Mass media in Nauru remain undeveloped, but Australian aid program AusAID has been financing and supporting their development. As of 15 February 2010, Nauruan media consist in a television station and a radio station, with a fortnightly newspaper due to be launched within days. Former Australian Broadcasting Corporation broadcaster Rod Henshaw is serving as interim media director for the Nauruan government.

==Press==
In 2009, the Nauruan press consisted of the Central Star News and the Nauru Chronicle, both of which were published fortnightly, and the government-issued Nauru Bulletin, which was published weekly.

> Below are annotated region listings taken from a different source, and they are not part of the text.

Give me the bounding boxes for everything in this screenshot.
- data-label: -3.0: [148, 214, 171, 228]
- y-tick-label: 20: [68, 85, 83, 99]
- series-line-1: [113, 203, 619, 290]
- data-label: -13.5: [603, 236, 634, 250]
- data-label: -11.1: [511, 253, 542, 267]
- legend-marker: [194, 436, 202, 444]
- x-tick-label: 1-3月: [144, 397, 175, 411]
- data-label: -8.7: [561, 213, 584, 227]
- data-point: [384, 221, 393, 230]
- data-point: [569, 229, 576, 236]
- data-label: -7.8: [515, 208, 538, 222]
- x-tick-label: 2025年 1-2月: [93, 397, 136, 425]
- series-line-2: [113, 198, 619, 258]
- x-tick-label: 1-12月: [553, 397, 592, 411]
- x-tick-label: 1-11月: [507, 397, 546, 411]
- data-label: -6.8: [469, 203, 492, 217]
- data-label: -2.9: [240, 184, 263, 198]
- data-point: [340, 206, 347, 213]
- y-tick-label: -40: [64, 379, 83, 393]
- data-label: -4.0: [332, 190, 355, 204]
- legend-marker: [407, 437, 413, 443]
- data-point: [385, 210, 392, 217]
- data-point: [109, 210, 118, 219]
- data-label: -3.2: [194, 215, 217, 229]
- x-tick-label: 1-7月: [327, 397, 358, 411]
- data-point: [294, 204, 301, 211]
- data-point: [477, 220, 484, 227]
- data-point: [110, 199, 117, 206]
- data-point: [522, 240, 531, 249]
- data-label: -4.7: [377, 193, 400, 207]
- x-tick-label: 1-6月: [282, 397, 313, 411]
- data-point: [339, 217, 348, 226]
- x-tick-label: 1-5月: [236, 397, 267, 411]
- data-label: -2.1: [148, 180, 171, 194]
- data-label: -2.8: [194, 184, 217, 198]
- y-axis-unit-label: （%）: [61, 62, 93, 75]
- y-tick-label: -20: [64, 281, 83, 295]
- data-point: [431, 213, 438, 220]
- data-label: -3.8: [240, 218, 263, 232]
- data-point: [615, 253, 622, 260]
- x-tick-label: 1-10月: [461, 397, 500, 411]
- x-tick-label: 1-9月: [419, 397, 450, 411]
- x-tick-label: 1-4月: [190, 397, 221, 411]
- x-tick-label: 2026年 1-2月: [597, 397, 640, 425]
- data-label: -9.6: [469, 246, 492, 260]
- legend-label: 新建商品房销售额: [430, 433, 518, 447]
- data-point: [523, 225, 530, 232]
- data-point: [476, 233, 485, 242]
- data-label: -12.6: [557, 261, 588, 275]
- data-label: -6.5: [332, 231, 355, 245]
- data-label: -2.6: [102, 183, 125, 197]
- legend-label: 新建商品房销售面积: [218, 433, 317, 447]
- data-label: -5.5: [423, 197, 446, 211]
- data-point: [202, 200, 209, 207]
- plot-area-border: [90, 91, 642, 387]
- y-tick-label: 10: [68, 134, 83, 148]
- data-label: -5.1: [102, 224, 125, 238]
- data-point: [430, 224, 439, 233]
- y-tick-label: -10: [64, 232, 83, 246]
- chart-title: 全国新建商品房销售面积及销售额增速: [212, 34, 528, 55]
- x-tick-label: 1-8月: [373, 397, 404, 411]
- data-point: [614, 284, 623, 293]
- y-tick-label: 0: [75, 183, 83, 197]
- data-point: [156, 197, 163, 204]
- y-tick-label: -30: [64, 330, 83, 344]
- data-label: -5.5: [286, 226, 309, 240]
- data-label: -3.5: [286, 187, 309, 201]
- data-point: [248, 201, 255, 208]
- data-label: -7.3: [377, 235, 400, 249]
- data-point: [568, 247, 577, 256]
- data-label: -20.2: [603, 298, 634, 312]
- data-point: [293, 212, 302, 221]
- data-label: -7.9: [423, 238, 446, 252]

In 2010, the first edition of Mwinen Ko, a monthly community newspaper, was published.
The Nauru Bulletin is managed by the Government Information Office (GIO) and is distributed by email and on the official website on a fortnightly basis.

==Television==
Nauru Television (NTV) -operated by the state-owned, non-commercial Nauru Broadcasting Service- was launched in 1991. In addition to local programmes, it broadcasts programmes from the Australian Broadcasting Corporation's Australia Network and from New Zealand television. It is the only television company in the country.

==Radio==
Radio Nauru, also operated by the Nauru Broadcasting Service, broadcasts local content and programmes from Radio Australia and the British Broadcasting Corporation.

==Media Freedom==
As of 2015, Freedom House classifies Nauru press as "Partly Free". Classified as "free" from 2002 to 2013, it was downgraded to "partly free" in 2014.

There have been several reports of media censorship within Nauru, under President Baron Waqa (elected in 2013). In August 2013, Acting President David Adeang placed a media ban on opposition criticism of the asylum seeker deal between Australia and Nauru. Just over two weeks earlier, media coverage of the July 2013 riot at the Nauru detention centre was restricted.

Police confiscated a video recording of a parliamentary session from Nauru Television in May 2000.

In January 2014, the visa cost for foreign journalists rose from $200 to $8000. Australian opposition leader Bill Shorten was quoted as saying "There's more than one way to bar the scrutiny of the press ... it could be a measure aimed at discouraging Australian journalists from reporting". However, the Nauruan government has stated that the increase was only intended to provide more revenue for the island, and was not implemented to deter reporting.